Cancun: Politics vs. Science
There are quite a few numbers tossed around at climate negotiations. Should world leaders agree to limit global warming to 2 degrees Celsius in the next decade, or 1.5? How many gigatons of carbon can the world cut in ten years? Should they shoot for reducing the concentration of carbon dioxide in the atmosphere to 350 parts per million, or can the world deal with 450 parts per million? The numbers can be daunting, and discussions of them can get, well, heated. But they often avoid the reality that we're already on the path to dangerous warming, and the actions countries have put forward so far aren't nearly strong enough to avert dangerous warming.
A set of papers from the United Kingdom's Royal Society takes a look at the implications of the current path in a new set of reports. If action isn't taken, they conclude, the world is likely to warm 4 degrees Celsius (7 degrees Fahrenheit) in the next 50 years. Despite the political goal of 2 degrees drafted in Copenhagen last year, the continued rise in emissions and the delay of a legally binding deal, the researchers conclude, means the world is going to exceed that goal.
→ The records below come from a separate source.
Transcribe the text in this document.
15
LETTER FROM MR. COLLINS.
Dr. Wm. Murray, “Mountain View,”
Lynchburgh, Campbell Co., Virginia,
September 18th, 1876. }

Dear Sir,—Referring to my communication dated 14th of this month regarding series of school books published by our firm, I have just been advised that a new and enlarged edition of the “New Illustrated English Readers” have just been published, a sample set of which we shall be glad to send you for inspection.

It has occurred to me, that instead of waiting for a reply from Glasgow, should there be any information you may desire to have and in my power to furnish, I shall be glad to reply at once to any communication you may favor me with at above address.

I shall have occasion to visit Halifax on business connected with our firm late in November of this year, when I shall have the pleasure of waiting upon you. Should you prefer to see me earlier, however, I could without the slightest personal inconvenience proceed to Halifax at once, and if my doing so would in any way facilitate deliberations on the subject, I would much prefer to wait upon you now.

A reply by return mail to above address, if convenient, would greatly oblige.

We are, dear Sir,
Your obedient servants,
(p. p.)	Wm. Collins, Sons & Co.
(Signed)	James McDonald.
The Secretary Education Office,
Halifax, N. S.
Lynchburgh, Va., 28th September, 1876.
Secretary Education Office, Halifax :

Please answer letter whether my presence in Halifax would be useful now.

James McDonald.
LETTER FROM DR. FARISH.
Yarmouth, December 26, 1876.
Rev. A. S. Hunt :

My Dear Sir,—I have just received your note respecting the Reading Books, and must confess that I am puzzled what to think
The reports offer a stark contrast to the political negotiations here in Cancun. "[T]here is now little to no chance of maintaining the global mean surface temperature at or below 2 C," write Kevin Anderson of the Tyndall Centre for Climate Change Research and Alice Bows of the School of Earth, Atmospheric and Environmental Sciences at the University of Manchester in one of the key papers. And new findings about the impacts of a 2-degree rise indicated that the goal"now more appropriately represents the threshold between 'dangerous' and 'extremely dangerous’ climate change."
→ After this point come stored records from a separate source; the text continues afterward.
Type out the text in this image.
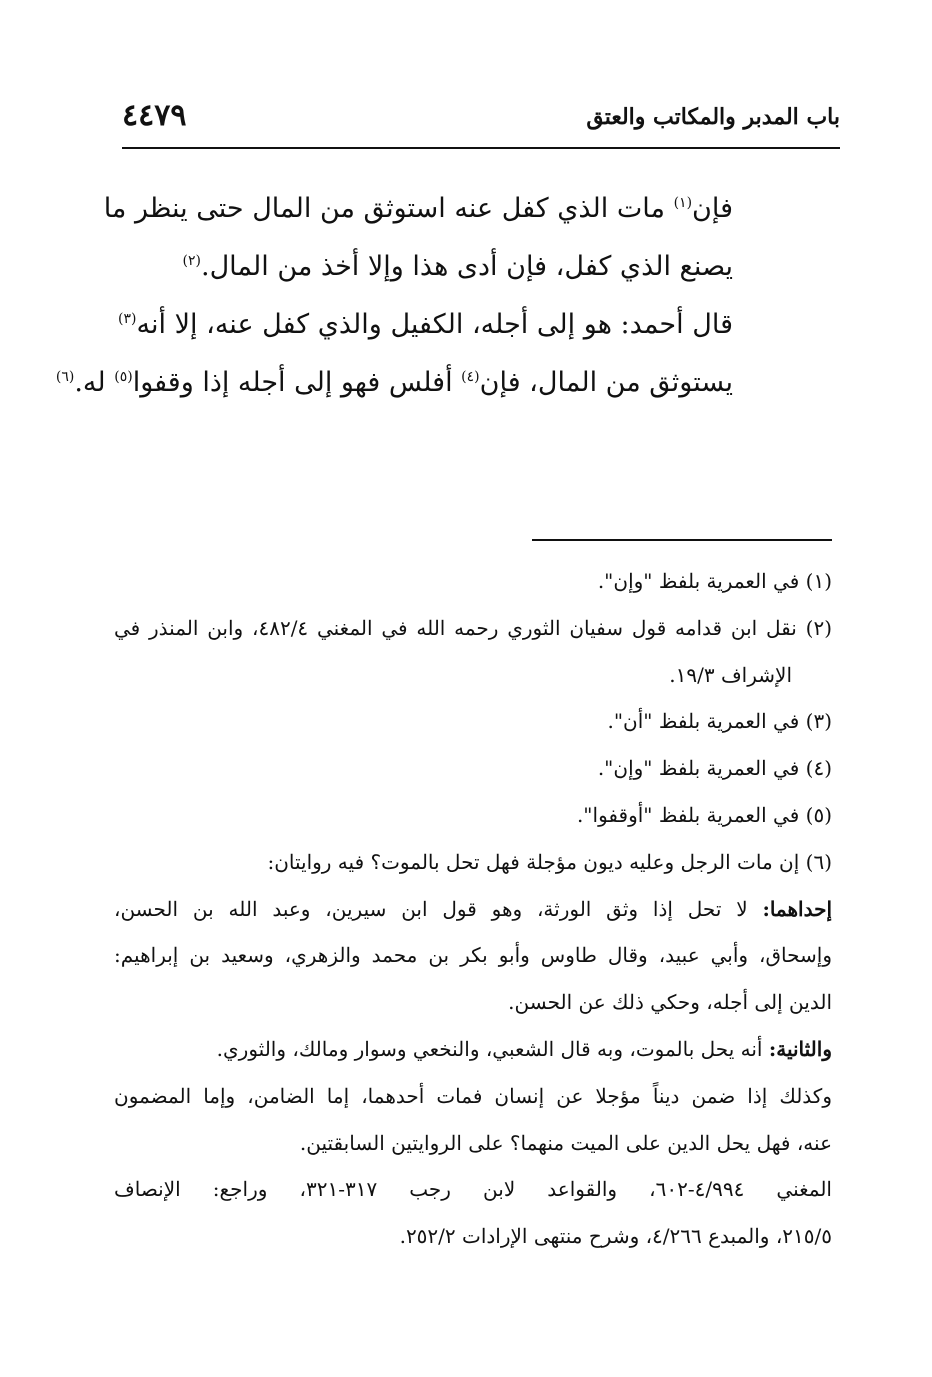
باب المدبر والمكاتب والعتق
٤٤٧٩
فإن$^{(١)}$ مات الذي كفل عنه استوثق من المال حتى ينظر ما
يصنع الذي كفل، فإن أدى هذا وإلا أخذ من المال.$^{(٢)}$
قال أحمد: هو إلى أجله، الكفيل والذي كفل عنه، إلا أنه$^{(٣)}$
يستوثق من المال، فإن$^{(٤)}$ أفلس فهو إلى أجله إذا وقفوا$^{(٥)}$ له.$^{(٦)}$
(١) في العمرية بلفظ "وإن".
(٢) نقل ابن قدامه قول سفيان الثوري رحمه الله في المغني ٤٨٢/٤، وابن المنذر في
الإشراف ١٩/٣.
(٣) في العمرية بلفظ "أن".
(٤) في العمرية بلفظ "وإن".
(٥) في العمرية بلفظ "أوقفوا".
(٦) إن مات الرجل وعليه ديون مؤجلة فهل تحل بالموت؟ فيه روايتان:
إحداهما: لا تحل إذا وثق الورثة، وهو قول ابن سيرين، وعبد الله بن الحسن،
وإسحاق، وأبي عبيد، وقال طاوس وأبو بكر بن محمد والزهري، وسعيد بن إبراهيم:
الدين إلى أجله، وحكي ذلك عن الحسن.
والثانية: أنه يحل بالموت، وبه قال الشعبي، والنخعي وسوار ومالك، والثوري.
وكذلك إذا ضمن ديناً مؤجلا عن إنسان فمات أحدهما، إما الضامن، وإما المضمون
عنه، فهل يحل الدين على الميت منهما؟ على الروايتين السابقتين.
المغني ٤/٩٩٤-٦٠٢، والقواعد لابن رجب ٣١٧-٣٢١، وراجع: الإنصاف
٢١٥/٥، والمبدع ٤/٢٦٦، وشرح منتهى الإرادات ٢٥٢/٢.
Another paper, from scientists at the UK's Met Office Hadley Centre and the College of Engineering, Mathematics and Physical Sciences at the University of Exeter predicts that the world is likely to reach a 4 degree temperature rise in the 2070s. But if the climatic reactions are stronger than scientists currently expect, the world could hit that mark in the 2060s, they conclude.
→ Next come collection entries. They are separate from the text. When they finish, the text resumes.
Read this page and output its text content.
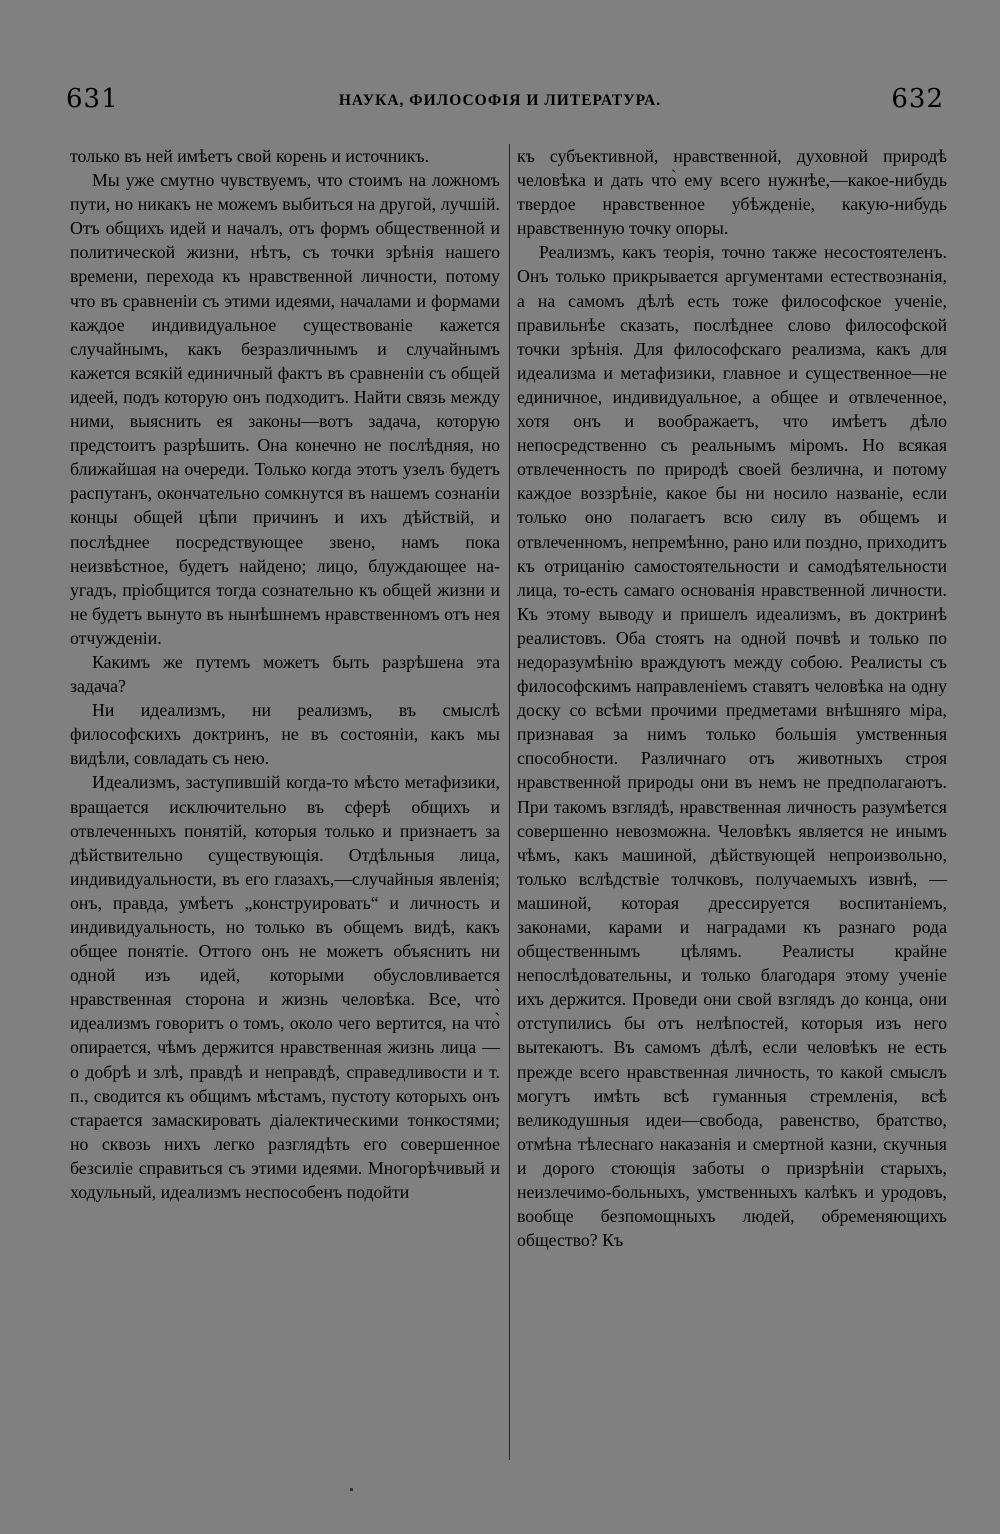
631	НАУКА, ФИЛОСОФІЯ И ЛИТЕРАТУРА.	632

только въ ней имѣетъ свой корень и источникъ.

Мы уже смутно чувствуемъ, что стоимъ на ложномъ пути, но никакъ не можемъ выбиться на другой, лучшій. Отъ общихъ идей и началъ, отъ формъ общественной и политической жизни, нѣтъ, съ точки зрѣнія нашего времени, перехода къ нравственной личности, потому что въ сравненіи съ этими идеями, началами и формами каждое индивидуальное существованіе кажется случайнымъ, какъ безразличнымъ и случайнымъ кажется всякій единичный фактъ въ сравненіи съ общей идеей, подъ которую онъ подходитъ. Найти связь между ними, выяснить ея законы—вотъ задача, которую предстоитъ разрѣшить. Она конечно не послѣдняя, но ближайшая на очереди. Только когда этотъ узелъ будетъ распутанъ, окончательно сомкнутся въ нашемъ сознаніи концы общей цѣпи причинъ и ихъ дѣйствій, и послѣднее посредствующее звено, намъ пока неизвѣстное, будетъ найдено; лицо, блуждающее на-угадъ, пріобщится тогда сознательно къ общей жизни и не будетъ вынуто въ нынѣшнемъ нравственномъ отъ нея отчужденіи.

Какимъ же путемъ можетъ быть разрѣшена эта задача?

Ни идеализмъ, ни реализмъ, въ смыслѣ философскихъ доктринъ, не въ состояніи, какъ мы видѣли, совладать съ нею.

Идеализмъ, заступившій когда-то мѣсто метафизики, вращается исключительно въ сферѣ общихъ и отвлеченныхъ понятій, которыя только и признаетъ за дѣйствительно существующія. Отдѣльныя лица, индивидуальности, въ его глазахъ,—случайныя явленія; онъ, правда, умѣетъ „конструировать“ и личность и индивидуальность, но только въ общемъ видѣ, какъ общее понятіе. Оттого онъ не можетъ объяснить ни одной изъ идей, которыми обусловливается нравственная сторона и жизнь человѣка. Все, что̀ идеализмъ говоритъ о томъ, около чего вертится, на что̀ опирается, чѣмъ держится нравственная жизнь лица — о добрѣ и злѣ, правдѣ и неправдѣ, справедливости и т. п., сводится къ общимъ мѣстамъ, пустоту которыхъ онъ старается замаскировать діалектическими тонкостями; но сквозь нихъ легко разглядѣть его совершенное безсиліе справиться съ этими идеями. Многорѣчивый и ходульный, идеализмъ неспособенъ подойти

къ субъективной, нравственной, духовной природѣ человѣка и дать что̀ ему всего нужнѣе,—какое-нибудь твердое нравственное убѣжденіе, какую-нибудь нравственную точку опоры.

Реализмъ, какъ теорія, точно также несостоятеленъ. Онъ только прикрывается аргументами естествознанія, а на самомъ дѣлѣ есть тоже философское ученіе, правильнѣе сказать, послѣднее слово философской точки зрѣнія. Для философскаго реализма, какъ для идеализма и метафизики, главное и существенное—не единичное, индивидуальное, а общее и отвлеченное, хотя онъ и воображаетъ, что имѣетъ дѣло непосредственно съ реальнымъ міромъ. Но всякая отвлеченность по природѣ своей безлична, и потому каждое воззрѣніе, какое бы ни носило названіе, если только оно полагаетъ всю силу въ общемъ и отвлеченномъ, непремѣнно, рано или поздно, приходитъ къ отрицанію самостоятельности и самодѣятельности лица, то-есть самаго основанія нравственной личности. Къ этому выводу и пришелъ идеализмъ, въ доктринѣ реалистовъ. Оба стоятъ на одной почвѣ и только по недоразумѣнію враждуютъ между собою. Реалисты съ философскимъ направленіемъ ставятъ человѣка на одну доску со всѣми прочими предметами внѣшняго міра, признавая за нимъ только большія умственныя способности. Различнаго отъ животныхъ строя нравственной природы они въ немъ не предполагаютъ. При такомъ взглядѣ, нравственная личность разумѣется совершенно невозможна. Человѣкъ является не инымъ чѣмъ, какъ машиной, дѣйствующей непроизвольно, только вслѣдствіе толчковъ, получаемыхъ извнѣ, — машиной, которая дрессируется воспитаніемъ, законами, карами и наградами къ разнаго рода общественнымъ цѣлямъ. Реалисты крайне непослѣдовательны, и только благодаря этому ученіе ихъ держится. Проведи они свой взглядъ до конца, они отступились бы отъ нелѣпостей, которыя изъ него вытекаютъ. Въ самомъ дѣлѣ, если человѣкъ не есть прежде всего нравственная личность, то какой смыслъ могутъ имѣть всѣ гуманныя стремленія, всѣ великодушныя идеи—свобода, равенство, братство, отмѣна тѣлеснаго наказанія и смертной казни, скучныя и дорого стоющія заботы о призрѣніи старыхъ, неизлечимо-больныхъ, умственныхъ калѣкъ и уродовъ, вообще безпомощныхъ людей, обременяющихъ общество? Къ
The Copenhagen Accord pledged to "hold the increase in global temperature below 2 degrees Celsius." But not only are the pledges to cut emissions that countries have offered so far not legally binding, they also fall far short of meeting that goal. Even if countries followed through on their pledges, they'd only be 60 percent of the way toward meeting that goal.
Thus, scientists need to look more closely at how the climate system will react to that level of increase, and the implications it will have around the world, the Royal Society package recommends. Leaders will also need to start preparing for and reacting to warming that exceeds their stated goal.
"Everyone is realizing that the Copenhagen pledge is not enough," said Kevin Bundy, a senior attorney with the Center for Biological Diversity. But here in Cancun, leaders are still focused on hashing out how to meet last year's goals—or if they will ever formalize even those weak commitments in a new, legally binding treaty.
"There is no sense of that urgency here in this conference, or not anywhere near enough," said Bill McKibben, founder of 350.org, a group formed to spur world leaders to keep greenhouse gas concentrations under that parts-per-million mark. "It appears too difficult for our leaders and negotiators to understand the science."
"Political reality is important, it's not to be underestimated," he continued. "But it's nowhere near as difficult to deal with as the reality of chemistry and physics."